Par contraste le Porto Ferreira Enrique Duque de Bragança 1895 est beaucoup plus alcoolique et lourd. Mais l’âge profite tellement à ces vins qui gagnent en rondeur et en équilibre que le charme est infini, ticket pour le nirvana. Les petites barquettes au chocolat me donnent des envies de roudoudou et je les lèche par le haut comme le font les enfants. Et l’aspect griotte du porto se fond dans le chocolat. C’est du plaisir gourmand.

Tout au long du repas j’ai analysé avec mes jeunes amis sur quel aspect du plat l’accord se faisait, tantôt avec la chair, tantôt avec la sauce, et quand la pointe d’asperge répondait merveilleusement à l’Hermitage c’était un moment d’extase partagée.  Le plus bel accord du repas a été celui de la crème des morilles et ses esquisses de réglisse sur le Montrachet.

Les votes sont toujours d’un grand enseignement. Nous étions onze pour dix vins et chacun des vins sans aucune exception a figuré dans les votes où l’on ne retient que les quatre premiers. Ce résultat est, on le sait, un immense encouragement pour moi. Et le fait que cinq vins sur dix ont eu au moins une place de premier montre d’une part la qualité de mes vins (l’autocongratulation est un exercice qui ne me fait pas trop peur), mais d’autre part la diversité des goûts. Le Rieussec 1947 a obtenu six places de premier, ce qui lui donne une élection présidentielle au premier tour. Quatre vins ont été cités une fois premiers : l’Hermitage Chapoutier, le Lafite 1924, le Chambolle-Musigny Grivelet 1949, et l’Echézeaux Henri Jayer 1976.

Le vote du consensus serait : 1 – Château Rieussec Sauternes 1947, 2 – Echézeaux Henri Jayer 1976, 3 – Hermitage la Sizeranne Chapoutier 1955, 4 – Château Carbonnieux rouge 1929.
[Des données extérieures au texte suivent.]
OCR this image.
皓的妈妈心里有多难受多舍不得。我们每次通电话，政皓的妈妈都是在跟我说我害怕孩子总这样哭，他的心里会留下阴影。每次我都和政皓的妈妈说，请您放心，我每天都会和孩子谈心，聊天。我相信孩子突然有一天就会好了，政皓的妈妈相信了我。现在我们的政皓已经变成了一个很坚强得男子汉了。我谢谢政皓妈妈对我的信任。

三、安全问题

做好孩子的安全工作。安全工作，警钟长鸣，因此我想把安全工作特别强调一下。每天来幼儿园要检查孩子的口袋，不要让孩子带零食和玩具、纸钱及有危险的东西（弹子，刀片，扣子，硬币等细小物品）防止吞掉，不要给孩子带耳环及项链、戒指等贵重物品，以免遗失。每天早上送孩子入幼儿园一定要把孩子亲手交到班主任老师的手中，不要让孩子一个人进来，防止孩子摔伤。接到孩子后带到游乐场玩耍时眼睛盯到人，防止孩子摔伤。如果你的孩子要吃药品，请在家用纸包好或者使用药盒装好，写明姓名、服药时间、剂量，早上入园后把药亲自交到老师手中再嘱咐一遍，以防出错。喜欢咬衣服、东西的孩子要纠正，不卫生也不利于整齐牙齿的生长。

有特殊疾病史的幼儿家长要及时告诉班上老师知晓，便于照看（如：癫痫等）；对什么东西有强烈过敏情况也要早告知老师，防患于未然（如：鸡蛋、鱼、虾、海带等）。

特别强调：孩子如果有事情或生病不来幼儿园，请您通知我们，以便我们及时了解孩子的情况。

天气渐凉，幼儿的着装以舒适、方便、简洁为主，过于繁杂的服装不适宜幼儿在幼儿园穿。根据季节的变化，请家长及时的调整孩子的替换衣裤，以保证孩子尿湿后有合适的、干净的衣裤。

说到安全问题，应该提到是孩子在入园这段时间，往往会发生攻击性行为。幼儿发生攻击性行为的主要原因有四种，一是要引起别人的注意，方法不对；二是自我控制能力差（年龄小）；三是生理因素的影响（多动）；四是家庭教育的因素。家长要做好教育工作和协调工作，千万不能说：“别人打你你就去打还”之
Mon vote, sans doute influencé par le fait qu’Olivier Bernard m’avait rappelé que je vote très souvent pour les sauternes a été : 1 – Hermitage la Sizeranne Chapoutier 1955, 2 – Echézeaux Henri Jayer 1976, 3 – Château Rieussec Sauternes 1947, 4, – Château Carbonnieux rouge 1929. Le consensus consacre les mêmes vins que mon vote, mais j’avais bien hésité d’inclure dans le mien le Porto. Lorsque je m’apprêtais à sortir, j’ai félicité Philippe Bourguignon pour la pertinence absolue des accords et pour la simplicité des plats. Il me répondit que pour un chef, simplifier un plat est ressenti comme une entrave à l’expression de son talent. Il faudra que je m’en explique avec Alain Pégouret au talent que j’admire, car je suis convaincu que la simplification d’un plat pour faire jaillir un accord pur est comme la calligraphie chinoise : c’est un art. Et je suis sûr que l’ensemble de la table a été impressionnée par le talent du chef plus dans cette simplicité que s’il adoptait une expression plus riche, plus composée mais moins proche du résultat escompté. Chaque fois qu’un chef joue ce jeu, il en sort grandi. Et l’apparente limitation du talent n’en est pas une, au contraire.

Aucun plat n’a été à contremploi, ce qui est remarquable. Tout fut en subtilité. L’engagement de Philippe Bourguignon le talent d’Alain Pégouret, l’attention constante d’un jeune sommelier engagé vers la perfection, le service, l’atmosphère, tout a contribué à notre bonheur. Si sur les cent dîners que j’aurai bientôt accomplis le restaurant Laurent, le plus fréquent de tous, figure quinze fois, ce n’est pas un hasard. C’est ici qu’une gastronomie sereine peut s’épanouir. Il ne restait à cela qu’à ajouter nos rires. Ce fut fait.